Читать книгу «Халцедоновый Двор. Чтоб никогда не наступала полночь» онлайн полностью📖 — Мари Бреннана — MyBook.
 






Дверца вела на крышу. Невысокая зубчатая стена справа ограждала скат крыши, спускавшийся к Райским покоям, расположенным ниже. Взглянув налево, поверх покатой кровли из листового свинца, он едва сумел различить незнакомца, бегущего по крыше.

Да, гнаться за ним по скользкой от дождя свинцовой кровле было сущим безумием, однако на размышления у Девена имелся всего лишь миг, а кровь в жилах бурлила вовсю.

Девен бросился следом.

Крыша была – все равно, что чужая земля: острые углы, зубчатые парапеты, там и сям, точно мачты без парусов, возвышались шпили башенок… По счастью, избранный незнакомцем путь оказался ровен и прям, не изломан коньками кровли, и потому Девену сразу же удалось сориентироваться в плане полузнакомого Хэмптон-Корта: бежали они прямо над Долгой галереей – в ту сторону, откуда он пришел.

В голове вновь прозвучали слова герольда: «Кратчайший путь лежит через эти покои в Долгую галерею…»

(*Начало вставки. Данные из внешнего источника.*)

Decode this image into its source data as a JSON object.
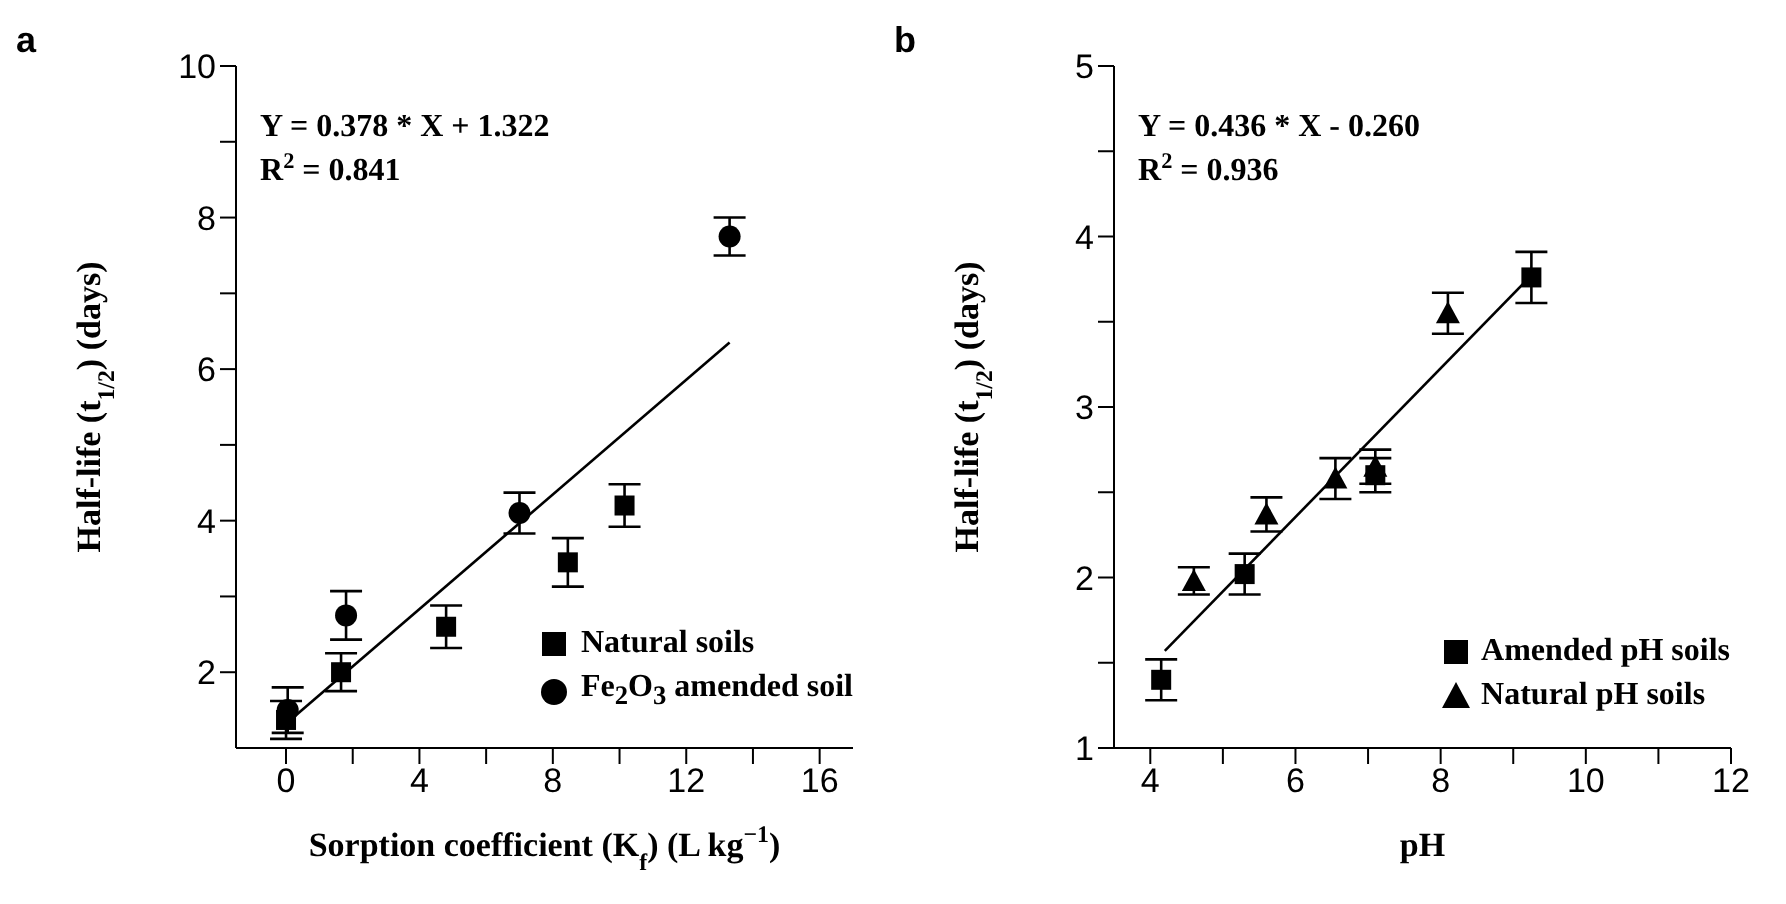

Галерея вела прямиком к комнатам, где Елизавета в обществе придворных дам коротала бессонную ночь, слушая музыку.

Пустив по ветру всю осторожность, Девен удвоил прыть. Теперь он держался на ногах лишь потому, что инерция влекла тело вперед, не позволяя упасть. Вот незнакомец уже настигнут – нет, не так близок, чтоб его удалось схватить, но еще чуточку, и…

Небеса озарила молния, а следом за ней загремел гром. Полуослепший, Девен попытался остановиться, но было поздно.

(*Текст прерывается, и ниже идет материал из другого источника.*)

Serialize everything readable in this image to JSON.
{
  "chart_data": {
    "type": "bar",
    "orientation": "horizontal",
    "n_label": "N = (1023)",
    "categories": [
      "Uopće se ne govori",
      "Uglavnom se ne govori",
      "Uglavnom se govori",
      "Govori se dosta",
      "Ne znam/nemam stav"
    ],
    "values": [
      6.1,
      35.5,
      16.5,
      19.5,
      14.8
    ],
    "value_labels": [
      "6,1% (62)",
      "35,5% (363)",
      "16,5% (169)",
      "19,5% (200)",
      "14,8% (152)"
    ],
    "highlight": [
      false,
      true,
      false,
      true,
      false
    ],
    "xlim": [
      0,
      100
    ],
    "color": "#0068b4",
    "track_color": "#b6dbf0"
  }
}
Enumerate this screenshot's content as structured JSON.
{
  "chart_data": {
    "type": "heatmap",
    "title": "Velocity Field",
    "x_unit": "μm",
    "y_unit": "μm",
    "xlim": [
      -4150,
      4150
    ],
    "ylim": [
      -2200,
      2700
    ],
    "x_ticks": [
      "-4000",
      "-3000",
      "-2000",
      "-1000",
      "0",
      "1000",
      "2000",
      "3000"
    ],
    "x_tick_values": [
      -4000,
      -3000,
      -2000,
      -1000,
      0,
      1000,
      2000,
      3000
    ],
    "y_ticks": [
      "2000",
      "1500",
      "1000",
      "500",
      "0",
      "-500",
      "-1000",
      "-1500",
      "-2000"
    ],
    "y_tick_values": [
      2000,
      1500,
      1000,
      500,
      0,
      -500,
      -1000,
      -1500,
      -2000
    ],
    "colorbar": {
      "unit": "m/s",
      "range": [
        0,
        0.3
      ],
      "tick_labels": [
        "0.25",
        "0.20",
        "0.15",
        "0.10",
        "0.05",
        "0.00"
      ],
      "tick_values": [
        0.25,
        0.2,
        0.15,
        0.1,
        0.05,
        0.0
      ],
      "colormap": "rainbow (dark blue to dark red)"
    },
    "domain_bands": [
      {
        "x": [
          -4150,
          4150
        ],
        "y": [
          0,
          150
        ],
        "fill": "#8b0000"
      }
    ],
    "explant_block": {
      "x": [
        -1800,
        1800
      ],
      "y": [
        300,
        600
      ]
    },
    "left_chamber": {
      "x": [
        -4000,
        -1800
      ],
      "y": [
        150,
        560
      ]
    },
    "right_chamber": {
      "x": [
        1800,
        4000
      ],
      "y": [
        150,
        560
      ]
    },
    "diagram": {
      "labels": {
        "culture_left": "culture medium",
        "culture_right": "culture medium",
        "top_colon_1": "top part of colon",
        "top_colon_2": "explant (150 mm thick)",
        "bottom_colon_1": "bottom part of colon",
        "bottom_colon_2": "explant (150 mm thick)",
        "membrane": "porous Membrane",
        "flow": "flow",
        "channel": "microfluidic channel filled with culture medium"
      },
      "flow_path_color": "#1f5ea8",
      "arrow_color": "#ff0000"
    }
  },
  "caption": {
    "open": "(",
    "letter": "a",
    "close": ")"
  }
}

Край кирпичной кладки больно ударил по коленям, прерывая бег, но собственный вес по-прежнему увлекал Девена вперед. Перевалившись через зубцы парапета, он отчаянно замахал руками, и пальцы левой ладони вцепились в какой-то выступ. Остановив падение, Девен едва не вывихнул плечо и закачался из стороны в сторону, точно маятник. По счастью, правая рука нащупала кирпичный карниз за миг до того, как пальцы левой утратили опору, и это уберегло юношу от падения вниз, на другую крышу, с высоты целого этажа.

Кое-как уцепившись за край зубчатого парапета, он принялся жадно хватать ртом воздух. Струи дождя рекою текли по волосам и одежде, полные воды башмаки тянули вниз, точно гири.

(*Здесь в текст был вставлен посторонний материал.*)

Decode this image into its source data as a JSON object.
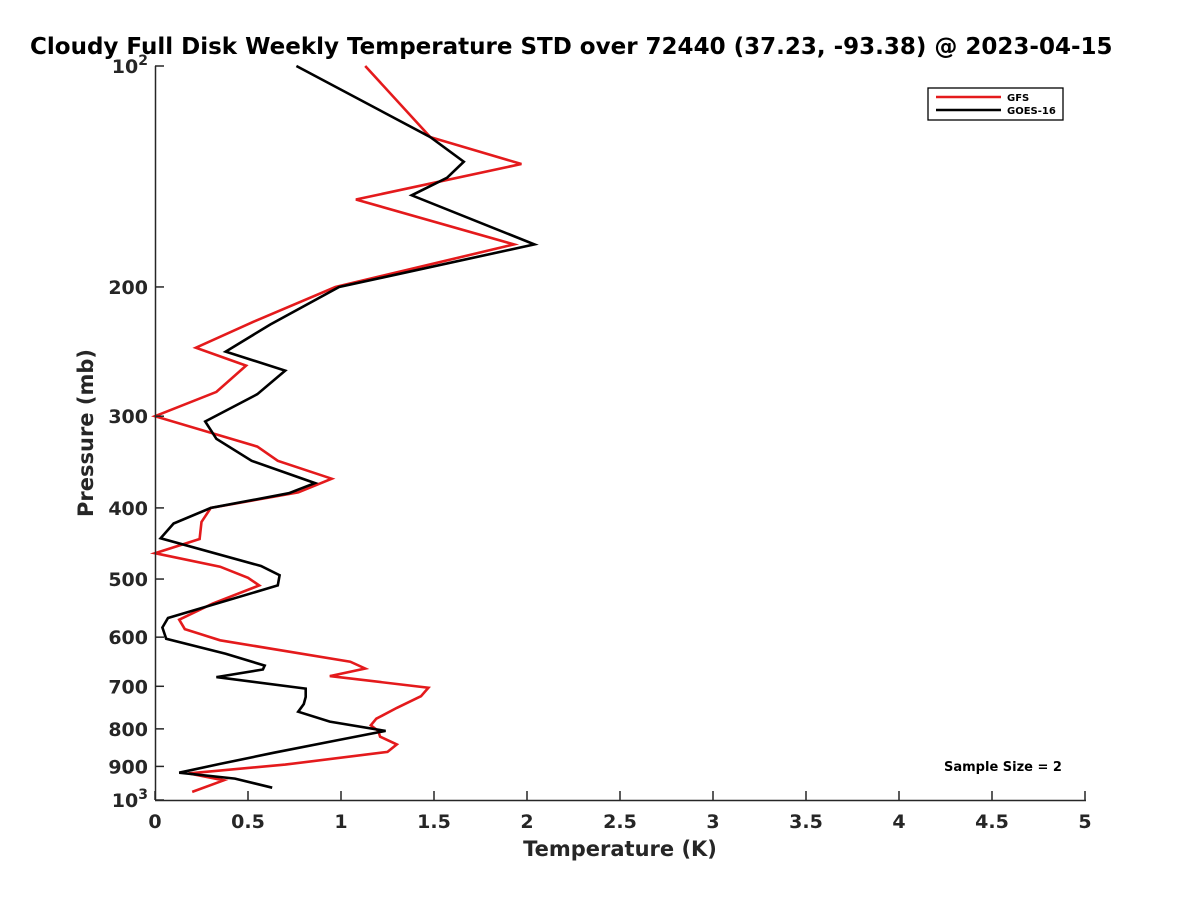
{
  "chart_data": {
    "type": "line",
    "title": "Cloudy Full Disk Weekly Temperature STD over 72440 (37.23, -93.38) @ 2023-04-15",
    "xlabel": "Temperature (K)",
    "ylabel": "Pressure (mb)",
    "xlim": [
      0,
      5
    ],
    "ylim": [
      100,
      1000
    ],
    "y_scale": "log",
    "y_reversed": true,
    "x_ticks": [
      "0",
      "0.5",
      "1",
      "1.5",
      "2",
      "2.5",
      "3",
      "3.5",
      "4",
      "4.5",
      "5"
    ],
    "y_ticks": [
      {
        "value": 100,
        "label": "10",
        "sup": "2"
      },
      {
        "value": 200,
        "label": "200",
        "sup": ""
      },
      {
        "value": 300,
        "label": "300",
        "sup": ""
      },
      {
        "value": 400,
        "label": "400",
        "sup": ""
      },
      {
        "value": 500,
        "label": "500",
        "sup": ""
      },
      {
        "value": 600,
        "label": "600",
        "sup": ""
      },
      {
        "value": 700,
        "label": "700",
        "sup": ""
      },
      {
        "value": 800,
        "label": "800",
        "sup": ""
      },
      {
        "value": 900,
        "label": "900",
        "sup": ""
      },
      {
        "value": 1000,
        "label": "10",
        "sup": "3"
      }
    ],
    "grid": false,
    "legend_position": "top-right",
    "series": [
      {
        "name": "GFS",
        "color": "#e41a1c",
        "points": [
          [
            1.13,
            100
          ],
          [
            1.48,
            125
          ],
          [
            1.97,
            136
          ],
          [
            1.08,
            152
          ],
          [
            1.93,
            175
          ],
          [
            0.97,
            200
          ],
          [
            0.53,
            223
          ],
          [
            0.22,
            242
          ],
          [
            0.49,
            256
          ],
          [
            0.33,
            278
          ],
          [
            0.0,
            300
          ],
          [
            0.55,
            330
          ],
          [
            0.66,
            345
          ],
          [
            0.95,
            365
          ],
          [
            0.77,
            381
          ],
          [
            0.3,
            400
          ],
          [
            0.25,
            418
          ],
          [
            0.24,
            441
          ],
          [
            0.0,
            461
          ],
          [
            0.35,
            481
          ],
          [
            0.5,
            498
          ],
          [
            0.56,
            510
          ],
          [
            0.31,
            540
          ],
          [
            0.13,
            568
          ],
          [
            0.16,
            585
          ],
          [
            0.35,
            606
          ],
          [
            1.05,
            648
          ],
          [
            1.13,
            662
          ],
          [
            0.94,
            678
          ],
          [
            1.47,
            703
          ],
          [
            1.43,
            722
          ],
          [
            1.3,
            749
          ],
          [
            1.19,
            775
          ],
          [
            1.16,
            791
          ],
          [
            1.2,
            805
          ],
          [
            1.21,
            820
          ],
          [
            1.3,
            840
          ],
          [
            1.25,
            860
          ],
          [
            0.7,
            895
          ],
          [
            0.18,
            920
          ],
          [
            0.37,
            940
          ],
          [
            0.2,
            975
          ]
        ]
      },
      {
        "name": "GOES-16",
        "color": "#000000",
        "points": [
          [
            0.76,
            100
          ],
          [
            1.48,
            125
          ],
          [
            1.66,
            135
          ],
          [
            1.57,
            142
          ],
          [
            1.38,
            150
          ],
          [
            2.04,
            175
          ],
          [
            0.99,
            200
          ],
          [
            0.62,
            225
          ],
          [
            0.38,
            245
          ],
          [
            0.7,
            260
          ],
          [
            0.55,
            280
          ],
          [
            0.27,
            305
          ],
          [
            0.33,
            322
          ],
          [
            0.52,
            345
          ],
          [
            0.86,
            370
          ],
          [
            0.72,
            382
          ],
          [
            0.3,
            400
          ],
          [
            0.1,
            420
          ],
          [
            0.03,
            440
          ],
          [
            0.57,
            480
          ],
          [
            0.67,
            494
          ],
          [
            0.66,
            510
          ],
          [
            0.07,
            565
          ],
          [
            0.04,
            582
          ],
          [
            0.06,
            603
          ],
          [
            0.38,
            632
          ],
          [
            0.59,
            656
          ],
          [
            0.58,
            664
          ],
          [
            0.33,
            680
          ],
          [
            0.81,
            705
          ],
          [
            0.81,
            724
          ],
          [
            0.8,
            740
          ],
          [
            0.77,
            758
          ],
          [
            0.94,
            782
          ],
          [
            1.24,
            805
          ],
          [
            0.97,
            830
          ],
          [
            0.64,
            862
          ],
          [
            0.35,
            893
          ],
          [
            0.13,
            918
          ],
          [
            0.43,
            935
          ],
          [
            0.63,
            962
          ]
        ]
      }
    ],
    "annotations": [
      "Sample Size = 2"
    ]
  }
}
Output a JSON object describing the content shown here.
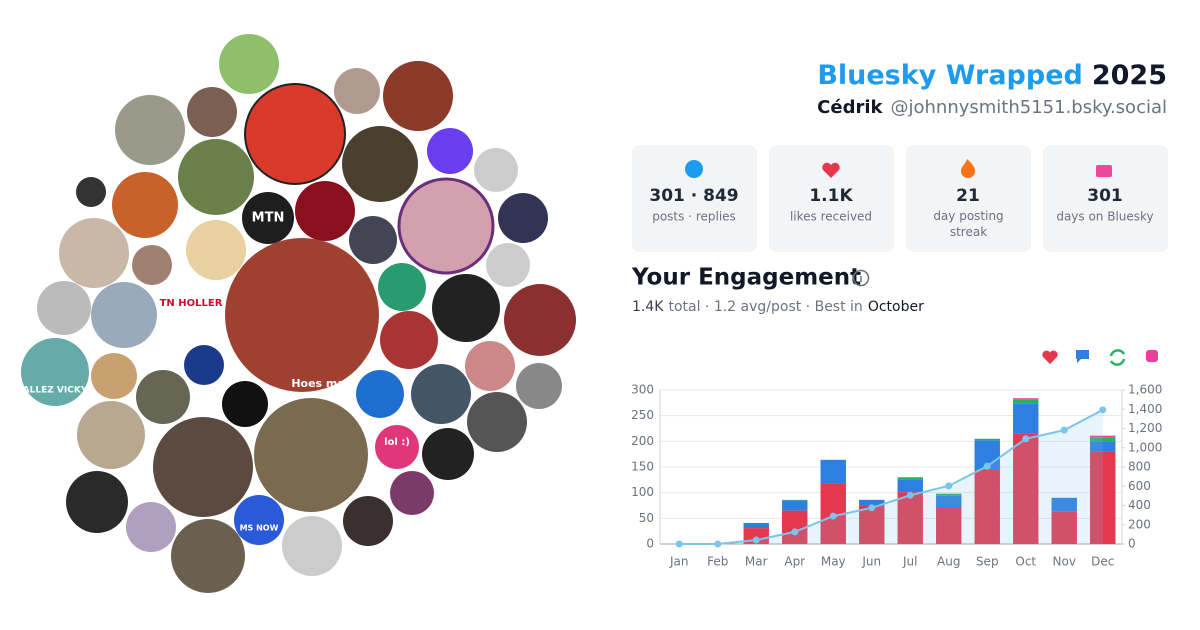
{
  "header": {
    "brand": "Bluesky Wrapped",
    "year": "2025",
    "display_name": "Cédrik",
    "handle": "@johnnysmith5151.bsky.social"
  },
  "avatar_texts": [
    "MTN",
    "TN HOLLER",
    "MS NOW",
    "lol :)",
    "ALLEZ VICKY",
    "Hoes mad"
  ],
  "stats": [
    {
      "value": "301 · 849",
      "label": "posts · replies"
    },
    {
      "value": "1.1K",
      "label": "likes received"
    },
    {
      "value": "21",
      "label": "day posting streak"
    },
    {
      "value": "301",
      "label": "days on Bluesky"
    }
  ],
  "section_title": "Your Engagement",
  "summary": [
    "1.4K",
    "total · 1.2 avg/post · Best in",
    "October"
  ],
  "chart_data": {
    "type": "bar",
    "stacked": true,
    "grid": true,
    "categories": [
      "Jan",
      "Feb",
      "Mar",
      "Apr",
      "May",
      "Jun",
      "Jul",
      "Aug",
      "Sep",
      "Oct",
      "Nov",
      "Dec"
    ],
    "series": [
      {
        "color": "#e5384f",
        "values": [
          0,
          0,
          31,
          65,
          117,
          74,
          101,
          72,
          146,
          215,
          63,
          180
        ]
      },
      {
        "color": "#2f7fe0",
        "values": [
          0,
          0,
          10,
          20,
          47,
          12,
          25,
          22,
          56,
          58,
          27,
          20
        ]
      },
      {
        "color": "#22b35e",
        "values": [
          0,
          0,
          0,
          1,
          0,
          0,
          4,
          4,
          3,
          8,
          0,
          8
        ]
      },
      {
        "color": "#ec3f9b",
        "values": [
          0,
          0,
          0,
          0,
          0,
          0,
          0,
          0,
          0,
          3,
          0,
          3
        ]
      },
      {
        "type": "line",
        "axis": "y2",
        "color": "#7cc4ea",
        "values": [
          0,
          0,
          41,
          126,
          290,
          376,
          506,
          604,
          809,
          1093,
          1183,
          1394
        ]
      }
    ],
    "ylim": [
      0,
      300
    ],
    "yticks": [
      0,
      50,
      100,
      150,
      200,
      250,
      300
    ],
    "y2lim": [
      0,
      1600
    ],
    "y2ticks": [
      0,
      200,
      400,
      600,
      800,
      {
        "value": 1000,
        "label": "1,000"
      },
      {
        "value": 1200,
        "label": "1,200"
      },
      {
        "value": 1400,
        "label": "1,400"
      },
      {
        "value": 1600,
        "label": "1,600"
      }
    ]
  }
}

От сильного рывка левая рука болезненно ныла до самого плеча. Закряхтев от натуги, Девен подтянулся кверху, зацепился ногой за кирпичный зубец, перекинул тело через край парапета, бессильно рухнул набок у основания невысокого парапета и замер, привыкая к мысли о том, что падение и гибель ему более не угрожают.

«А незнакомец?!»

Обернувшись, Девен взглянул поверх парапета в сторону крыши покоев, где Елизавета слушала вирджинал. На мокрой от ливня свинцовой кровле не было никого, люки, ведущие в башенки по углам пристройки, оказались заперты, а сквозь рокот грозы до ушей его донеслись отголоски музыки. Однако все это означало только одно: пока – пока! – никто не пострадал.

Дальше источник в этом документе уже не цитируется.